PSPC is proud to name our sports houses after three local families whose sons served as Diggers in WW1. Many of the sons were known to each other (Jack Peachey and David Wilkie being great mates). The families were known within the Pimpama/Ormeau community and are still in the community today.
The three families are named (with other sons from the region) on the Ormeau Pimpama War memorial.
Private David Wilkie was born in Cedar Creek and was working on farms in this area when he enlisted on 26th January 1916 along with his friends Fred and John Peachey. At the end of 1916 Dave was sent to the Western Front, but he developed an ear infection after only a month. Without the modern antibiotics of today, the ear infection eventually required an operation and he took over seven months to recover before he could re-join the 31st Battalion in France in August 1917. He was killed in action less than two months later at Polygon Wood, in the Ypres sector of Belgium, on the 26th September 1917. Although Dave has no known grave, his war records suggest that he is buried in the vicinity of Polygon Wood. Dave's name is inscribed on the Menin Gate Memorial, Belgium.

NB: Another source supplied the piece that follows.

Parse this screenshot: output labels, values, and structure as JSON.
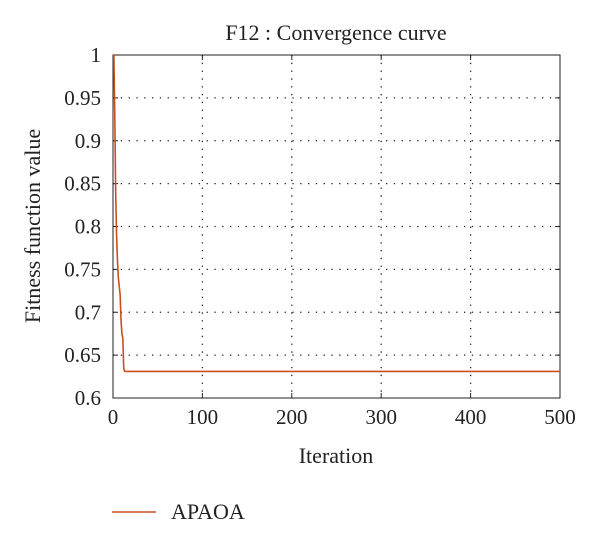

Dave Wilkie's name is located at panel 106 in the Commemorative Area at the Australian War Memorial in Canberra. His Roll of Honour information is detailed HERE
Private John William Peachey was known as and called, Jack. Jack was raised on a farm at Orange Mountain, attending the Podinga Provisional
School, which was later named Ormeau State School. At the conclusion of the
1915 arrowroot harvest and milling season, Jack enlisted with the A.I.F along
with his two brothers Charles and Fredrick and his friend David Wilkie. After
attending training at Enoggera and later at the Brisbane Exhibition Grounds, he
travelled by train to Sydney before sailing to England. He was transferred to
the 47th Battalion as a reinforcement on the 17th October 1916. He was wounded
in action with a gunshot wound to his shoulder on the 8th June 1917 and after a
month’s recovery he re-joined his battalion in the field. He was killed in
action during the First Battle of Passchendaele, Belgium and is buried in the
Passchendaele New British Cemetery, West-Vlaanderen, Belgium.

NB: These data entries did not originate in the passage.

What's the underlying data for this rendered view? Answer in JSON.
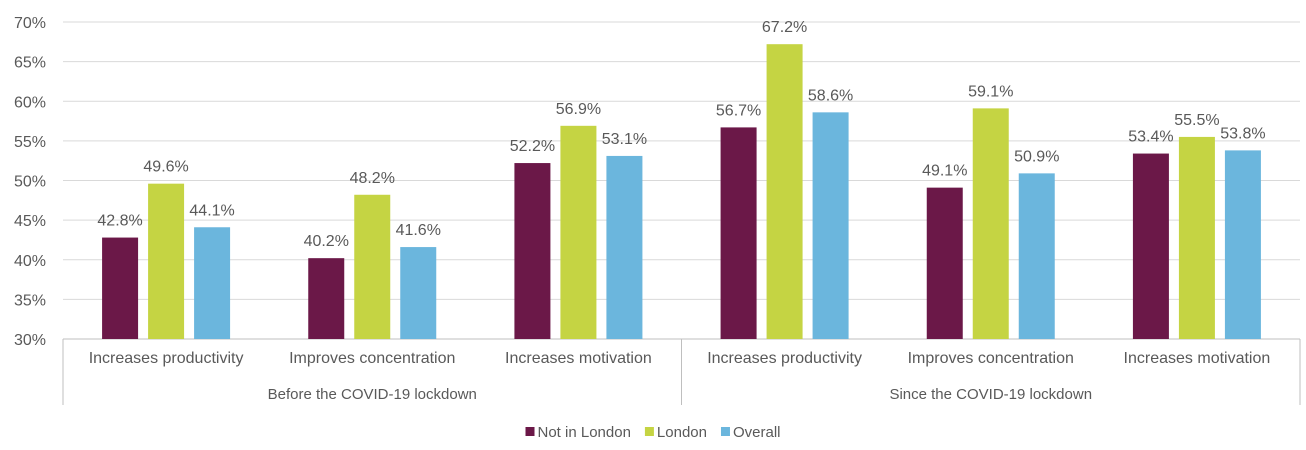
{
  "chart_data": {
    "type": "bar",
    "title": "",
    "xlabel": "",
    "ylabel": "",
    "ylim": [
      30,
      70
    ],
    "yticks": [
      "30%",
      "35%",
      "40%",
      "45%",
      "50%",
      "55%",
      "60%",
      "65%",
      "70%"
    ],
    "grid": true,
    "legend_position": "bottom",
    "groups": [
      {
        "label": "Before the COVID-19 lockdown",
        "categories": [
          "Increases productivity",
          "Improves concentration",
          "Increases motivation"
        ]
      },
      {
        "label": "Since the COVID-19 lockdown",
        "categories": [
          "Increases productivity",
          "Improves concentration",
          "Increases motivation"
        ]
      }
    ],
    "series": [
      {
        "name": "Not in London",
        "color": "#6B1848",
        "values": [
          42.8,
          40.2,
          52.2,
          56.7,
          49.1,
          53.4
        ],
        "labels": [
          "42.8%",
          "40.2%",
          "52.2%",
          "56.7%",
          "49.1%",
          "53.4%"
        ]
      },
      {
        "name": "London",
        "color": "#C5D443",
        "values": [
          49.6,
          48.2,
          56.9,
          67.2,
          59.1,
          55.5
        ],
        "labels": [
          "49.6%",
          "48.2%",
          "56.9%",
          "67.2%",
          "59.1%",
          "55.5%"
        ]
      },
      {
        "name": "Overall",
        "color": "#6BB6DD",
        "values": [
          44.1,
          41.6,
          53.1,
          58.6,
          50.9,
          53.8
        ],
        "labels": [
          "44.1%",
          "41.6%",
          "53.1%",
          "58.6%",
          "50.9%",
          "53.8%"
        ]
      }
    ]
  }
}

John Peachey's name is located at panel 144 in the Commemorative Area at the Australian War Memorial in Canberra. His Roll of Honour information is detailed HERE
Private George Stewart. He was the last of three brothers to pay the supreme sacrifice during World War 1. He was raised on the family farm “Beau Parc” which is situated on Stewarts Road at Ormeau. George was working as a farmer when he enlisted on the 6th November 1916. He departed Australia from Sydney on the 22nd December. On arrival in England he was treated for pleurisy and after a four-month recovery he joined the 25th Battalion on the Western Front in France on the 3rd July 1917. He was killed in action near Villers-Bretonneux in France and is buried in the Crucifix Corner Cemetery, Villers-Bretonneux, France.
George Stewart's name is located at panel 106 in the Commemorative Area at the Australian War Memorial in Canberra. His Roll of Honour information is detailed HERE
Wilkie house by the colour black
Peachey house is represented by the colour yellow
Stewart house by the colour red
Together these colours form the Aboriginal Flag.